Bagi anda yang masih sekolah pasti disetiap
saku bajunya terpasang sebuah logo bertuliskan OSIS, lalu apakah anda
semua tahu siapa pembuat dan arti dari logo tersebut ?
Mari kita
sedikit mundur kebelakang, untuk bisa mengenang pembuat logo tersebut.
Beliau adalah H. Idik Sulaeman Nataatmadja, AT (lahir di Kuningan, Jawa
Barat, Indonesia, 20 Juli 1933), menghabiskan masa kecil di daerah
kelahirannya, sampai tamat SMP di Purwakarta dan pindah ke Jakarta saat
masuk SMA. Sejak kecil, jiwa seni sudah terlihat dalam dirinya. Tak
heran bila setamat SMA Idik memilih seni rupa sebagai pilihan profesinya
dengan menamatkan pendidikan sebagai sarjana seni rupa di Departemen
Ilmu Teknik Institut Teknologi Bandung (ITB) pada 9 April 1960.
Idik
Sulaeman memulai kariernya di Balai Penelitian Tekstil (1960-1964).
Pada 1 Februari 1965 ia diangkat menjadi Kepala Biro Menteri
Perindustrian dan Kerajinan yang saat itu dijabat Mayjen TNI dr. Azis
Saleh.
Dunia seni dan tekstil harus ditinggalkannya karena pindah
kerja ke Departemen Pendidikan dan Kebudayaan (Depdikbud), sebagai
Kepala Dinas Pengembangan dan Latihan pada 1 Desember 1967. Saat inilah,
ia banyak membantu Husein Mutahar dalam mewujudkan gagasannya membentuk
Paskibraka.
Bersama dengan para pembina lainnya, Idik membantu
Mutahar menyempurnakan konsep pembinaan Paskibraka. Pasukan yang pada
tahun 1966 dan 1967 diberi nama Pasukan Pengerek Bendera Pusaka, pada
tahun 1973 mendapat nama baru yang dilontarkan oleh Idik. Nama itu
adalah PASKIBRAKA, yang merupakan akronim dengan kepanjangan PASuKan
PengIBar BendeRA PusaKA.
Selain memberi nama, Idik juga
menyempurnakan wujud Paskibraka dengan menciptakan Seragam Paskibraka,
Lambang Korps, Lambang Anggota, serta Tanda Pengukuhan berupa Lencana
Merah-Putih Garuda (MPG) dan Kendit Kecakapan.
Pada 30 Juni 1975,
ia diangkat menjadi Kepala Sub Direktorat (Kasubdit) Pembinaan Kegiatan
di Direktorat Pembinaan Generasi Muda (Ditbinmud).
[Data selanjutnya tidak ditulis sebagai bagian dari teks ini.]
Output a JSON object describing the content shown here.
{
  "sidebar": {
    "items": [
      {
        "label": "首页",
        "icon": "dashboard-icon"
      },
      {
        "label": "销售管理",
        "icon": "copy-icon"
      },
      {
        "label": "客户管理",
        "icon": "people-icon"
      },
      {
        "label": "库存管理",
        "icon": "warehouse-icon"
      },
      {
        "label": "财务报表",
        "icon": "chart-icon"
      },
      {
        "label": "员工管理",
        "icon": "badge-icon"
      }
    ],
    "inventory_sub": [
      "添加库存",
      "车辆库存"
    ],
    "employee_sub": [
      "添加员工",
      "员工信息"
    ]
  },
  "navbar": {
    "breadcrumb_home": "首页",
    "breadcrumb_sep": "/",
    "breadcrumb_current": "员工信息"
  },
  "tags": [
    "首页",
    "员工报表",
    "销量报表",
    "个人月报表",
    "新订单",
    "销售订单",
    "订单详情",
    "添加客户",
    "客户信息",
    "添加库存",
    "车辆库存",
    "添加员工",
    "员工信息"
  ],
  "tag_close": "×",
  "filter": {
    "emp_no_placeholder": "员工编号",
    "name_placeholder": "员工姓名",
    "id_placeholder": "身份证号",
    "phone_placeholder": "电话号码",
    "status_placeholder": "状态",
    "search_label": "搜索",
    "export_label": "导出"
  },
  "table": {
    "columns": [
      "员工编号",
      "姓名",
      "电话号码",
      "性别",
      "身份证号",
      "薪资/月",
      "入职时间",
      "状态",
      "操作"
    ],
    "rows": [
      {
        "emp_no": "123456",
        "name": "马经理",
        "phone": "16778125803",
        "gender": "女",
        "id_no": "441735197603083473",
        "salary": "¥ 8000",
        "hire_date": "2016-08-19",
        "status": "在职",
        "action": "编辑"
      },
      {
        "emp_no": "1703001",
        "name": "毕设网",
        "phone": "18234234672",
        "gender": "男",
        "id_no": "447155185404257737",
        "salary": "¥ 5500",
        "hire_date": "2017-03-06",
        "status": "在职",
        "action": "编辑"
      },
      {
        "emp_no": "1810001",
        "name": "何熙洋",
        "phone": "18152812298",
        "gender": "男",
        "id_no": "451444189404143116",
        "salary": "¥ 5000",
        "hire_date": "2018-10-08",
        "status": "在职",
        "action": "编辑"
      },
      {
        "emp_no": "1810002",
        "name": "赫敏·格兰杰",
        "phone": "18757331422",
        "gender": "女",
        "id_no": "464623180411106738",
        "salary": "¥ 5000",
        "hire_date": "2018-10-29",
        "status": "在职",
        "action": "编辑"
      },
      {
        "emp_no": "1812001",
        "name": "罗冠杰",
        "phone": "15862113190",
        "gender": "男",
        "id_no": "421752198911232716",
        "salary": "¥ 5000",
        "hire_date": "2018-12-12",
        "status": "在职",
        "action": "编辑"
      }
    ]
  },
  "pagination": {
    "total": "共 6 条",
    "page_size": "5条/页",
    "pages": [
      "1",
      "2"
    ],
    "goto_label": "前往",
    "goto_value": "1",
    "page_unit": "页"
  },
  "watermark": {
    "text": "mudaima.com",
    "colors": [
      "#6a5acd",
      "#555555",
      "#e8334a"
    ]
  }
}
Pada 9 Maret 1977,
ia mencapai posisi puncak di Ditbinmud setelah ditunjuk sebagai
Pelaksana Harian Direktur Pembinaan Generasi Muda, Direktorat Jenderal
Pendidikan Luar Sekolah dan Olahraga (Ditjen PLSOR). Tiga tahun penuh ia
benar-benar menjadi ”komandan” dalam latihan Paskibraka, yakni
Paskibraka 1977, 1978 dan 1979.
Pada 24 November 1979, Idik
ditarik ke Ditjen Pendidikan Dasar dan Menengah Dikdasmen) dan menjabat
Direktur Pembinaan Kesiswaan sampai 15 November 1983. Selama empat tahun
itu, dengan latar belakang pendidikan seni rupa dan pengalaman kerja di
bidang tekstil, Idik mencatat sejarah dalam penciptaan seragam sekolah
yang kita kenal sampai sekarang: SD putih-merah, SMP putih-biru dan SMA
putih-abu-abu, lengkap dengan lambang sekolah dasar (SD) dan OSIS yang
kini selalu melekat di saku kiri seragam sekolah.
Namun kini
beliau telah wafat pada hari 3 hari yang lalu tepatnya tanggal 4 April
2013 pada pukul 08.45 WIB di RS Siloam karena stroke. Meninggalkan sang
istri Aisah Martalogawa dan tiga orang anak, yakni Ir. Ars Isandra Matin
Ahmad (yang beristrikan Ir.ars Retno Audite), Isantia Dita Asiah (yang
bersuamikan Drs. Mohammad Imam Hidayat), dan Dra Isanilda Dea Latifah
yang bersuamikan Ari Reza Iskandar). Dari ketiganya, Idik memiliki enam
orang cucu, masing-masing 3 cucu laki-laki dan 3 cucu perempuan.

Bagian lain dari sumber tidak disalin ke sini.